Monday, December 13, 2010

The Magic of Christmas

Last week I had 2 interesting conversations about Christmas.
First up I had 12 year old John in tears, having just found out that Santa wasn't a real person. My heart went out to this young chap in his sparkly Santa hat as he told me how sure he was that a reindeer had walked down his passage last year. He told me that the magic had gone out of Christmas for him since he had discovered that his Mum and Dad bought his gifts and was never going to get over the disappointment. He recalled counting the days to Christmas for as long as he could remember, always leaving a carrot for the reindeers & mince pie for Santa on Christmas Eve.
I told him how I insist on playing Santa in our house, even though my children are adults, and I described the hilarity that ensues each year as I try to sneak the presnts under the tree before anybody wakes up. Eventually he started to reframe the magic of Christmas, deciding that he could still 'pretend' to believe in Santa just for the fun of it.
The second conversation was with 13 year old Michael.
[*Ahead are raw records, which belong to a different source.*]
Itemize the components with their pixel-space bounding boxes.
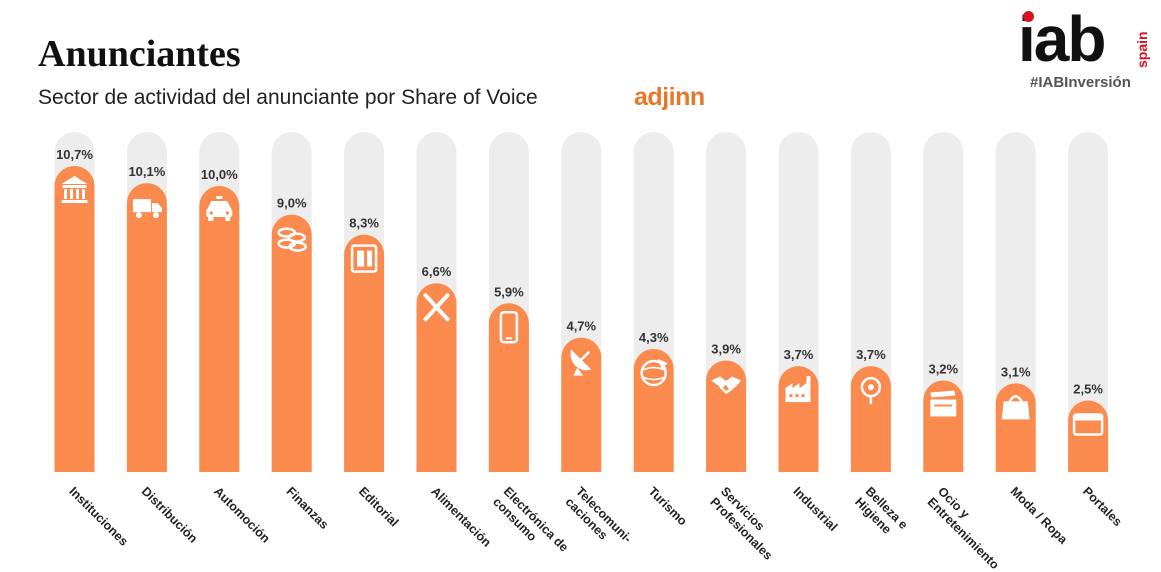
category-label: Editorial <box>356 484 401 529</box>
category-label: Portales <box>1080 484 1125 529</box>
value-label: 9,0% <box>277 196 307 211</box>
value-label: 3,9% <box>711 341 741 356</box>
value-label: 4,7% <box>566 319 596 334</box>
value-label: 8,3% <box>349 216 379 231</box>
category-label: Finanzas <box>284 484 332 532</box>
value-label: 3,7% <box>784 347 814 362</box>
category-label: Automoción <box>211 484 272 545</box>
bar <box>54 165 95 473</box>
bank-icon <box>61 175 88 203</box>
value-label: 6,6% <box>422 264 452 279</box>
satellite-dish-icon <box>570 349 592 376</box>
browser-window-icon <box>1072 413 1104 436</box>
value-label: 4,3% <box>639 330 669 345</box>
category-label: Alimentación <box>428 484 493 549</box>
category-label: Ocio yEntretenimiento <box>925 484 1013 572</box>
bar <box>344 234 385 472</box>
value-label: 2,5% <box>1073 382 1103 397</box>
bar <box>850 366 891 472</box>
value-label: 10,1% <box>128 164 165 179</box>
handshake-icon <box>711 376 742 395</box>
category-label: Belleza eHigiene <box>852 484 910 542</box>
bar <box>706 360 747 472</box>
value-label: 10,0% <box>201 167 238 182</box>
category-label: Moda / Ropa <box>1008 484 1071 547</box>
value-label: 3,1% <box>1001 364 1031 379</box>
category-label: Turismo <box>646 484 690 528</box>
truck-icon <box>132 199 162 219</box>
value-label: 3,7% <box>856 347 886 362</box>
adjinn-logo: adjinn <box>634 83 705 112</box>
bar <box>416 283 457 472</box>
adjinn-logo-right: jinn <box>662 83 705 111</box>
coins-icon <box>277 227 307 252</box>
category-label: ServiciosProfesionales <box>707 484 786 563</box>
category-label: Electrónica deconsumo <box>490 484 571 565</box>
bar <box>126 183 167 472</box>
iab-hashtag: #IABInversión <box>1030 74 1131 91</box>
category-label: Industrial <box>790 484 840 534</box>
bar <box>778 366 819 472</box>
bar <box>561 337 602 472</box>
category-label: Instituciones <box>66 484 130 548</box>
bar <box>1068 400 1109 472</box>
clapperboard-icon <box>930 390 957 417</box>
factory-icon <box>785 376 811 403</box>
value-label: 3,2% <box>928 361 958 376</box>
chart-subtitle: Sector de actividad del anunciante por S… <box>38 86 538 109</box>
category-label: Telecomuni-caciones <box>563 484 635 556</box>
smartphone-icon <box>499 311 519 344</box>
bar-track <box>1068 132 1109 472</box>
mirror-icon <box>860 376 882 405</box>
value-label: 10,7% <box>56 147 93 162</box>
bar <box>271 214 312 472</box>
iab-logo: iab spain #IABInversión <box>1018 3 1150 92</box>
bar <box>199 186 240 472</box>
value-label: 5,9% <box>494 284 524 299</box>
adjinn-logo-left: ad <box>634 83 663 111</box>
taxi-icon <box>206 196 233 221</box>
category-label: Distribución <box>139 484 200 545</box>
globe-plane-icon <box>640 359 668 387</box>
newspaper-icon <box>350 244 378 273</box>
fork-knife-icon <box>423 293 450 322</box>
page-title: Anunciantes <box>38 33 241 75</box>
handbag-icon <box>1001 395 1030 420</box>
iab-logo-dot <box>1023 11 1034 22</box>
bar <box>488 303 529 472</box>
I loved the way he solemnly informed me that since he came from a family of atheists, he shouldn't have to wait for Christmas Day to get his new i-Pod. He was making a good case about double standards and such things until his mum suggested that as a family of atheists they should scrap Christmas totally and refrain from any gifts or festivities. Not to be outdone, he was quick to suggest that they could celebrate 'Atheistmas' and that they could do so immediately. Although he didn't realise it, he was caught up in the magic of Christmas as well, anticipating the yummy family feast and Christmas concerts, among other Christmas treats.
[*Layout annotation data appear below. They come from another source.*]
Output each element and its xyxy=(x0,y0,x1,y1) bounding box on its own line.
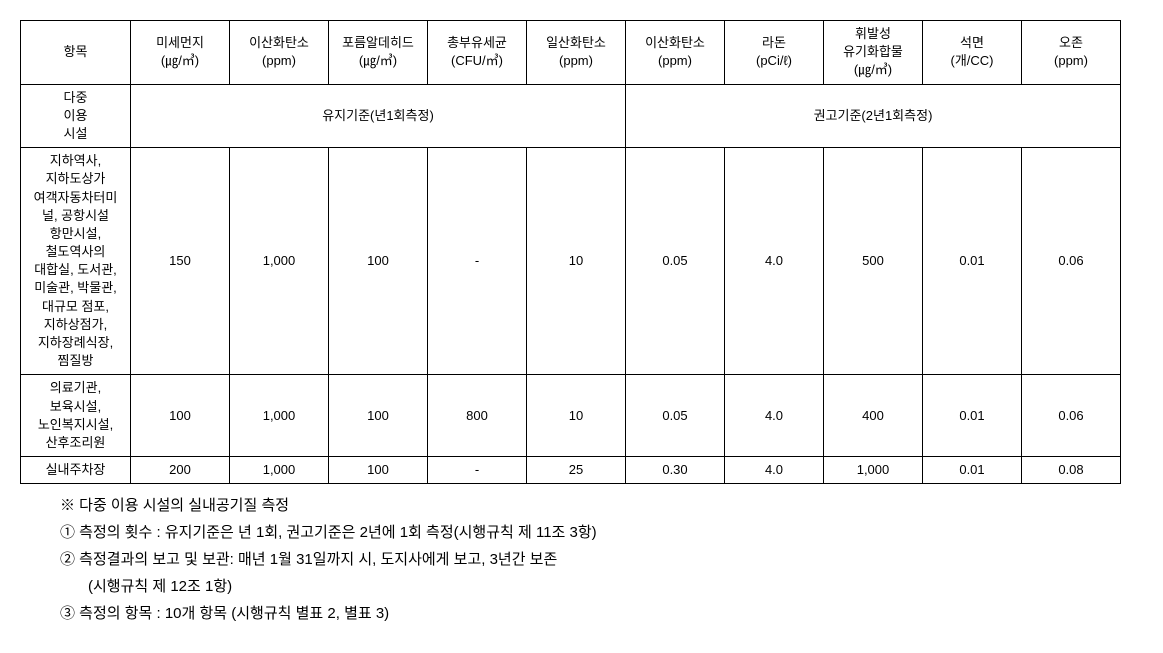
row3-c5: 10 xyxy=(527,375,626,457)
footnote-title: ※ 다중 이용 시설의 실내공기질 측정 xyxy=(60,492,1143,519)
table-row-facilities-1: 지하역사,지하도상가여객자동차터미널, 공항시설항만시설,철도역사의대합실, 도… xyxy=(21,148,1121,375)
row2-c6: 0.05 xyxy=(626,148,725,375)
row2-c8: 500 xyxy=(824,148,923,375)
row4-c3: 100 xyxy=(329,457,428,484)
row3-c9: 0.01 xyxy=(923,375,1022,457)
row4-c8: 1,000 xyxy=(824,457,923,484)
row3-c4: 800 xyxy=(428,375,527,457)
row2-label: 지하역사,지하도상가여객자동차터미널, 공항시설항만시설,철도역사의대합실, 도… xyxy=(21,148,131,375)
header-col10: 오존(ppm) xyxy=(1022,21,1121,85)
row4-c2: 1,000 xyxy=(230,457,329,484)
header-col7: 라돈(pCi/ℓ) xyxy=(725,21,824,85)
row3-c10: 0.06 xyxy=(1022,375,1121,457)
row4-label: 실내주차장 xyxy=(21,457,131,484)
row2-c2: 1,000 xyxy=(230,148,329,375)
row3-c8: 400 xyxy=(824,375,923,457)
row4-c4: - xyxy=(428,457,527,484)
row2-c7: 4.0 xyxy=(725,148,824,375)
row2-c3: 100 xyxy=(329,148,428,375)
row1-group2: 권고기준(2년1회측정) xyxy=(626,84,1121,148)
row3-label: 의료기관,보육시설,노인복지시설,산후조리원 xyxy=(21,375,131,457)
footnotes-section: ※ 다중 이용 시설의 실내공기질 측정 ① 측정의 횟수 : 유지기준은 년 … xyxy=(60,492,1143,627)
table-row-group-labels: 다중이용시설 유지기준(년1회측정) 권고기준(2년1회측정) xyxy=(21,84,1121,148)
row1-group1: 유지기준(년1회측정) xyxy=(131,84,626,148)
header-col9: 석면(개/CC) xyxy=(923,21,1022,85)
header-col4: 총부유세균(CFU/㎥) xyxy=(428,21,527,85)
row4-c5: 25 xyxy=(527,457,626,484)
table-row-parking: 실내주차장 200 1,000 100 - 25 0.30 4.0 1,000 … xyxy=(21,457,1121,484)
row4-c6: 0.30 xyxy=(626,457,725,484)
row4-c10: 0.08 xyxy=(1022,457,1121,484)
row2-c4: - xyxy=(428,148,527,375)
row4-c7: 4.0 xyxy=(725,457,824,484)
footnote-line3: ③ 측정의 항목 : 10개 항목 (시행규칙 별표 2, 별표 3) xyxy=(60,600,1143,627)
table-row-facilities-2: 의료기관,보육시설,노인복지시설,산후조리원 100 1,000 100 800… xyxy=(21,375,1121,457)
row2-c1: 150 xyxy=(131,148,230,375)
header-col8: 휘발성유기화합물(㎍/㎥) xyxy=(824,21,923,85)
row3-c6: 0.05 xyxy=(626,375,725,457)
header-col3: 포름알데히드(㎍/㎥) xyxy=(329,21,428,85)
footnote-line1: ① 측정의 횟수 : 유지기준은 년 1회, 권고기준은 2년에 1회 측정(시… xyxy=(60,519,1143,546)
header-item: 항목 xyxy=(21,21,131,85)
table-header-row: 항목 미세먼지(㎍/㎥) 이산화탄소(ppm) 포름알데히드(㎍/㎥) 총부유세… xyxy=(21,21,1121,85)
row3-c7: 4.0 xyxy=(725,375,824,457)
footnote-line2: ② 측정결과의 보고 및 보관: 매년 1월 31일까지 시, 도지사에게 보고… xyxy=(60,546,1143,573)
row1-label: 다중이용시설 xyxy=(21,84,131,148)
row2-c10: 0.06 xyxy=(1022,148,1121,375)
row4-c9: 0.01 xyxy=(923,457,1022,484)
row2-c5: 10 xyxy=(527,148,626,375)
row3-c1: 100 xyxy=(131,375,230,457)
air-quality-standards-table: 항목 미세먼지(㎍/㎥) 이산화탄소(ppm) 포름알데히드(㎍/㎥) 총부유세… xyxy=(20,20,1121,484)
row3-c2: 1,000 xyxy=(230,375,329,457)
row4-c1: 200 xyxy=(131,457,230,484)
row2-c9: 0.01 xyxy=(923,148,1022,375)
header-col2: 이산화탄소(ppm) xyxy=(230,21,329,85)
row3-c3: 100 xyxy=(329,375,428,457)
header-col5: 일산화탄소(ppm) xyxy=(527,21,626,85)
footnote-line2b: (시행규칙 제 12조 1항) xyxy=(88,573,1143,600)
header-col1: 미세먼지(㎍/㎥) xyxy=(131,21,230,85)
header-col6: 이산화탄소(ppm) xyxy=(626,21,725,85)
Different boys with different stories, but both anticipating displays of warmth, love and generosity from their families. Love it or hate it, Christmas is here to stay. Cynics will attribute its popularity to marketing and commercialism. The optimist in me thinks otherwise. As a migrant to Australia I have missed out on 20 family Christmas celebrations. Like many people, I have found some Christmases to be challenging. However, I have discovered that if you reach out, there is always someone who will make challenging times easier. And so we started the Toner tradition of 'Orphan Christmas', where we share our special day with others who are without family. Consequently, have have had Christmas lunches blessed with Jewish, Muslim, Mormon and Buddhist prayers, and we have strayed from traditional turkey and ham to include halal and vegetarian options. With our fellow 'orphans', we have experienced the Magic of Christmas in so many ways.
My wish for everyone is that you all allow yourselves to experience the magic of Christmas, even in some small way. I am very mindful of the fact that this can be a challenging time for many. If that is the case for you, I hope that you are able to reach out and ask for support. Don't be alone at Christmas.